Détention de chiens dans les résidences : l'OPH rappelle les règles et les responsabilités
L'Office Polynésien de l'Habitat (OPH) rappelle à l'ensemble de ses locataires les règles applicables à la détention de chiens au sein de ses résidences, après plusieurs incidents survenus ces derniers mois, dont la morsure d'un agent de l'Office lors d'une intervention.
La sécurité des personnes — locataires, visiteurs et agents — est une priorité absolue pour l'Office. Ces derniers mois, plusieurs situations inacceptables ont été constatées : chiens en divagation, agressivité, nuisances répétées. Chaque propriétaire de chien est appelé à prendre la mesure de sa responsabilité.
Ce que dit la réglementation
En Polynésie française, la détention de chiens dits dangereux est encadrée par la loi n° 2008-582 du 20 juin 2008, qui étend certaines dispositions du code rural au territoire, ainsi que par l'arrêté n° HC 1927 DRCL du 22 décembre 2009, qui établit la liste des chiens susceptibles d'être dangereux. Deux catégories sont concernées : les chiens d'attaque (1ère catégorie) et les chiens de garde et de défense (2ème catégorie). Leur détention, et pour certains leur introduction même sur le territoire, obéit à des conditions strictes : stérilisation obligatoire, port de muselière et tenue en laisse dans les lieux publics et les parties communes, entre autres obligations.
Ce que dit le règlement intérieur de l'OPH
La détention d'animaux est en principe interdite dans les résidences de l'Office.

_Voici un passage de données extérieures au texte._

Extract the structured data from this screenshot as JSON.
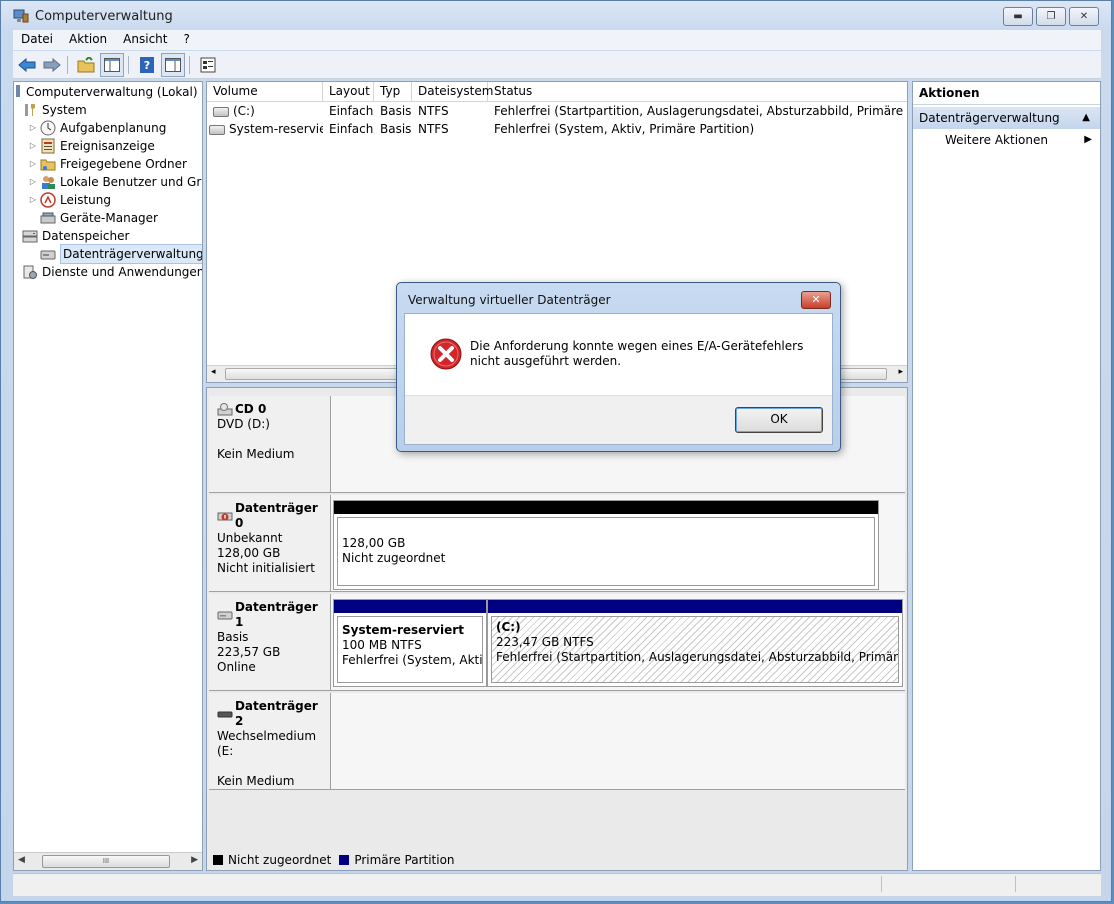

Une tolérance peut toutefois être admise dans les résidences dotées d'une association de locataires active, à laquelle l'Office délègue le suivi de la bonne tenue de ses membres. Dans ce cadre, le propriétaire du chien reste tenu à des obligations strictes :
- il est juridiquement responsable des dommages, corporels, matériels ou moraux, causés par son animal ;
- le chien doit être tenu sous contrôle permanent et ne pas divaguer dans les parties communes ;
- il ne doit présenter aucun danger pour autrui, en particulier pour les enfants, les autres locataires et les agents intervenant sur site.
Le non-respect de ces règles expose le locataire concerné à des mesures administratives, pouvant aller jusqu'à la mise en demeure et à la résiliation du bail.
Que faire en cas de nuisance ou de danger ?
Les locataires confrontés à une situation dangereuse ou à des nuisances liées à un chien sont invités à signaler les faits et, le cas échéant, à déposer plainte auprès des services compétents : police municipale, police ou gendarmerie.
En parallèle, une réclamation écrite doit être adressée à l'OPH afin de lui permettre de documenter la situation et d'engager les démarches relevant de sa compétence.
Un rappel nécessaire
Ces derniers mois, l'Office a été confronté à plusieurs événements graves : agression d'un agent en intervention, nuisances répétées signalées par des locataires, et des faits dramatiques survenus récemment en dehors de ses résidences, qui rappellent la réalité des risques liés à des chiens non maîtrisés.
L'OPH appelle chacun à la responsabilité et au civisme, pour préserver la sécurité et le bien-vivre ensemble au sein de ses résidences.